Камчатка | страница 19
— А вы, Игорь Павлович, где учились? — спросил невпопад Яровой.
— В Хабаровске. Горком комсомола направлял.
— Да. Богатая у вас жизнь.
— Не знаю, не знаю… Трудная — это верно. Но тем и дороже, что трудная.
— А почему с должности начальника лагеря ушли? Тяжело стало? В городе решили осесть?
— Так надо было, — буркнул Бондарев. И нехотя, через паузу, добавил: — Зато мой стажер — начальник этого лагеря теперь. Всегда заходит. Советуется. Большого полета парень. Далеко пойдет. Я это сразу видел. Потом сам его на свое место рекомендовал. Я же в том лагере часть своей жизни оставил. Кому, как не мне, знать, кто там справится… Хватит об этом. Вон Рыба идет. Ох и бандюга был! Сволочь — редкая. В лагере его свои же жестоко били. Чем попало. Пока горбатым не сделали.
— За что?
— Нет на свете ни одной пакости, какую этот мерзавец не смог бы утворить.

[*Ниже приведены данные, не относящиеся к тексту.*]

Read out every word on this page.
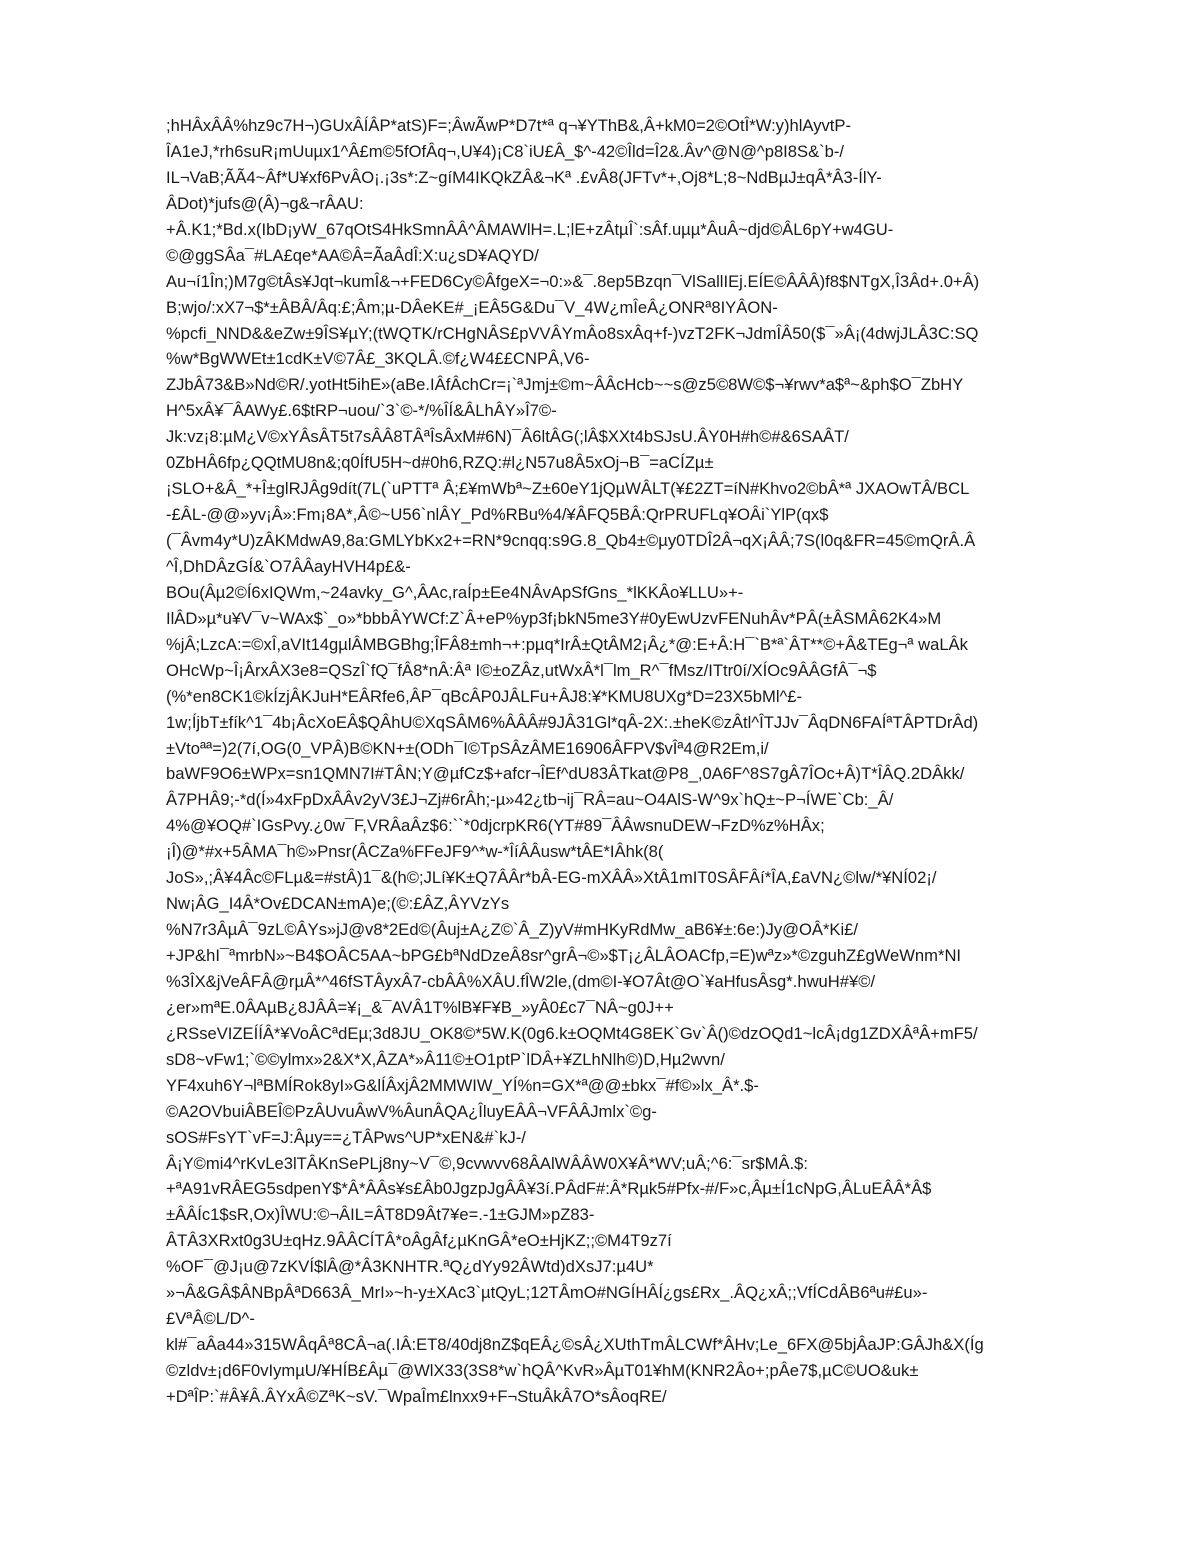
;hHÂxÂÂ%hz9c7H¬)GUxÂÍÂP*atS)F=;ÂwÃwP*D7t*ª q¬¥YThB&,Â+kM0=2©OtÎ*W:y)hlAyvtP-
ÎA1eJ,*rh6suR¡mUuµx1^Â£m©5fOfÂq¬,U¥4)¡C8`iU£Â_$^-42©Îld=Î2&.Âv^@N@^p8I8S&`b-/
IL¬VaB;ÃÃ4~Âf*U¥xf6PvÂO¡.¡3s*:Z~gíM4IKQkZÂ&¬Kª .£vÂ8(JFTv*+,Oj8*L;8~NdBµJ±qÂ*Â3-ÍlY-
ÂDot)*jufs@(Â)¬g&¬rÂAU:
+Â.K1;*Bd.x(IbD¡yW_67qOtS4HkSmnÂÂ^ÂMAWlH=.L;lE+zÂtµÎ`:sÂf.uµµ*ÂuÂ~djd©ÂL6pY+w4GU-
©@ggSÂa¯#LA£qe*AA©Â=ÃaÂdÎ:X:u¿sD¥AQYD/
Au¬í1În;)M7g©tÂs¥Jqt¬kumÎ&¬+FED6Cy©ÂfgeX=¬0:»&¯.8ep5Bzqn¯VlSallIEj.EÍE©ÂÂÂ)f8$NTgX,Î3Âd+.0+Â)
B;wjo/:xX7¬$*±ÂBÂ/Âq:£;Âm;µ-DÂeKE#_¡EÂ5G&Du¯V_4W¿mÎeÂ¿ONRª8IYÂON-
%pcfi_NND&&eZw±9ÎS¥µY;(tWQTK/rCHgNÂS£pVVÂYmÂo8sxÂq+f-)vzT2FK¬JdmÎÂ50($¯»Â¡(4dwjJLÂ3C:SQ
%w*BgWWEt±1cdK±V©7Â£_3KQLÂ.©f¿W4££CNPÂ,V6-
ZJbÂ73&B»Nd©R/.yotHt5ihE»(aBe.IÂfÂchCr=¡`ªJmj±©m~ÂÂcHcb~~s@z5©8W©$¬¥rwv*a$ª~&ph$O¯ZbHY
H^5xÂ¥¯ÂAWy£.6$tRP¬uou/`3`©-*/%ÎÍ&ÂLhÂY»Î7©-
Jk:vz¡8:µM¿V©xYÂsÂT5t7sÂÂ8TÂªÎsÂxM#6N)¯Â6ltÂG(;lÂ$XXt4bSJsU.ÂY0H#h©#&6SAÂT/
0ZbHÂ6fp¿QQtMU8n&;q0ÍfU5H~d#0h6,RZQ:#l¿N57u8Â5xOj¬B¯=aCÍZµ±
¡SLO+&Â_*+Î±glRJÂg9dít(7L(`uPTTª Â;£¥mWbª~Z±60eY1jQµWÂLT(¥£2ZT=íN#Khvo2©bÂ*ª JXAOwTÂ/BCL
-£ÂL-@@»yv¡Â»:Fm¡8A*,Â©~U56`nlÂY_Pd%RBu%4/¥ÂFQ5BÂ:QrPRUFLq¥OÂi`YlP(qx$
(¯Âvm4y*U)zÂKMdwA9,8a:GMLYbKx2+=RN*9cnqq:s9G.8_Qb4±©µy0TDÎ2Â¬qX¡ÂÂ;7S(l0q&FR=45©mQrÂ.Â
^Î,DhDÂzGÍ&`O7ÂÂayHVH4p£&-
BOu(Âµ2©Í6xIQWm,~24avky_G^,ÂAc,raÍp±Ee4NÂvApSfGns_*lKKÂo¥LLU»+-
IlÂD»µ*u¥V¯v~WAx$`_o»*bbbÂYWCf:Z`Â+eP%yp3f¡bkN5me3Y#0yEwUzvFENuhÂv*PÂ(±ÂSMÂ62K4»M
%jÂ;LzcA:=©xÎ,aVIt14gµlÂMBGBhg;ÎFÂ8±mh¬+:pµq*IrÂ±QtÂM2¡Â¿*@:E+Â:H¯`B*ª`ÂT**©+Â&TEg¬ª waLÂk
OHcWp~Î¡ÂrxÂX3e8=QSzÎ`fQ¯fÂ8*nÂ:Âª I©±oZÂz,utWxÂ*l¯lm_R^¯fMsz/ITtr0í/XÍOc9ÂÂGfÂ¯¬$
(%*en8CK1©kÍzjÂKJuH*EÂRfe6,ÂP¯qBcÂP0JÂLFu+ÂJ8:¥*KMU8UXg*D=23X5bMl^£-
1w;ÍjbT±fík^1¯4b¡ÂcXoEÂ$QÂhU©XqSÂM6%ÂÂÂ#9JÂ31Gl*qÂ-2X:.±heK©zÂtl^ÎTJJv¯ÂqDN6FAÍªTÂPTDrÂd)
±Vtoªª=)2(7í,OG(0_VPÂ)B©KN+±(ODh¯I©TpSÂzÂME16906ÂFPV$vÎª4@R2Em,i/
baWF9O6±WPx=sn1QMN7I#TÂN;Y@µfCz$+afcr¬ÎEf^dU83ÂTkat@P8_,0A6F^8S7gÂ7ÎOc+Â)T*ÎÂQ.2DÂkk/
Â7PHÂ9;-*d(Í»4xFpDxÂÂv2yV3£J¬Zj#6rÂh;-µ»42¿tb¬ij¯RÂ=au~O4AlS-W^9x`hQ±~P¬ÍWE`Cb:_Â/
4%@¥OQ#`IGsPvy.¿0w¯F,VRÂaÂz$6:``*0djcrpKR6(YT#89¯ÂÂwsnuDEW¬FzD%z%HÂx;
¡Î)@*#x+5ÂMA¯h©»Pnsr(ÂCZa%FFeJF9^*w-*ÎíÂÂusw*tÂE*IÂhk(8(
JoS»,;Â¥4Âc©FLµ&=#stÂ)1¯&(h©;JLí¥K±Q7ÂÂr*bÂ-EG-mXÂÂ»XtÂ1mIT0SÂFÂí*ÎA,£aVN¿©lw/*¥NÍ02¡/
Nw¡ÂG_I4Â*Ov£DCAN±mA)e;(©:£ÂZ,ÂYVzYs
%N7r3ÂµÂ¯9zL©ÂYs»jJ@v8*2Ed©(Âuj±A¿Z©`Â_Z)yV#mHKyRdMw_aB6¥±:6e:)Jy@OÂ*Ki£/
+JP&hI¯ªmrbN»~B4$OÂC5AA~bPG£bªNdDzeÂ8sr^grÂ¬©»$T¡¿ÂLÂOACfp,=E)wªz»*©zguhZ£gWeWnm*NI
%3ÎX&jVeÂFÂ@rµÂ*^46fSTÂyxÂ7-cbÂÂ%XÂU.fÎW2le,(dm©I-¥O7Ât@O`¥aHfusÂsg*.hwuH#¥©/
¿er»mªE.0ÂAµB¿8JÂÂ=¥¡_&¯AVÂ1T%lB¥F¥B_»yÂ0£c7¯NÂ~g0J++
¿RSseVIZEÍÍÂ*¥VoÂCªdEµ;3d8JU_OK8©*5W.K(0g6.k±OQMt4G8EK`Gv`Â()©dzOQd1~lcÂ¡dg1ZDXÂªÂ+mF5/
sD8~vFw1;`©©ylmx»2&X*X,ÂZA*»Â11©±O1ptP`lDÂ+¥ZLhNlh©)D,Hµ2wvn/
YF4xuh6Y¬lªBMÍRok8yI»G&lÍÂxjÂ2MMWIW_YÍ%n=GX*ª@@±bkx¯#f©»lx_Â*.$-
©A2OVbuiÂBEÎ©PzÂUvuÂwV%ÂunÂQA¿ÎluyEÂÂ¬VFÂÂJmlx`©g-
sOS#FsYT`vF=J:Âµy==¿TÂPws^UP*xEN&#`kJ-/
Â¡Y©mi4^rKvLe3lTÂKnSePLj8ny~V¯©,9cvwvv68ÂAlWÂÂW0X¥Â*WV;uÂ;^6:¯sr$MÂ.$:
+ªA91vRÂEG5sdpenY$*Â*ÂÂs¥s£Âb0JgzpJgÂÂ¥3í.PÂdF#:Â*Rµk5#Pfx-#/F»c,Âµ±Í1cNpG,ÂLuEÂÂ*Â$
±ÂÂÍc1$sR,Ox)ÎWU:©¬ÂIL=ÂT8D9Ât7¥e=.-1±GJM»pZ83-
ÂTÂ3XRxt0g3U±qHz.9ÂÂCÍTÂ*oÂgÂf¿µKnGÂ*eO±HjKZ;;©M4T9z7í
%OF¯@J¡u@7zKVÍ$lÂ@*Â3KNHTR.ªQ¿dYy92ÂWtd)dXsJ7:µ4U*
»¬Â&GÂ$ÂNBpÂªD663Â_MrI»~h-y±XAc3`µtQyL;12TÂmO#NGÍHÂÍ¿gs£Rx_.ÂQ¿xÂ;;VfÍCdÂB6ªu#£u»-
£VªÂ©L/D^-
kl#¯aÂa44»315WÂqÂª8CÂ¬a(.IÂ:ET8/40dj8nZ$qEÂ¿©sÂ¿XUthTmÂLCWf*ÂHv;Le_6FX@5bjÂaJP:GÂJh&X(Íg
©zldv±¡d6F0vIymµU/¥HÍB£Âµ¯@WlX33(3S8*w`hQÂ^KvR»ÂµT01¥hM(KNR2Âo+;pÂe7$,µC©UO&uk±
+DªÎP:`#Â¥Â.ÂYxÂ©ZªK~sV.¯WpaÎm£lnxx9+F¬StuÂkÂ7O*sÂoqRE/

Рыба тем временем, заметив Бондарева, приподнял шапку, переломился в пояснице:
— Здравствуйте, — улыбнулся плутоватыми глазами.
— Здравствуй, — сдержанно и строго ответил Бондарев.
— Он совсем старик, — удивился Яровой.
— Бог шельму метит.
— А чем он отличился?
— Поваром у нас был. Покуда наказание отбывал. Прибыл тощим, как жердь, и вдруг толстеть начал. Хотя паек ему одинаковый со всеми выдавался. Думали, что ворует. Проверили. Оказалось — нет. И тогда я сам решил за ним понаблюдать. И что вы думаете, этот подонок всех вокруг пальца обвел! На чае капиталец неплохой сколотил. Торговал им втихаря. Сбывал чифиристам по полсотне за пачку. А нормальным зэкам вместо двух пачек на котел, как было положено, лишь одну пачку сыпал. И соды добавлял для цвета, чтоб его афера незамеченной осталась. И не замечали. Целых два года. А избыток соды влияет на… Скольких мужиков сделал этот гад импотентами — сосчитать трудно. А ведь знал сволочь, что делал. Ладно бы по недомыслию. И то непростительно… На беде мужичьей наживался, паскудник!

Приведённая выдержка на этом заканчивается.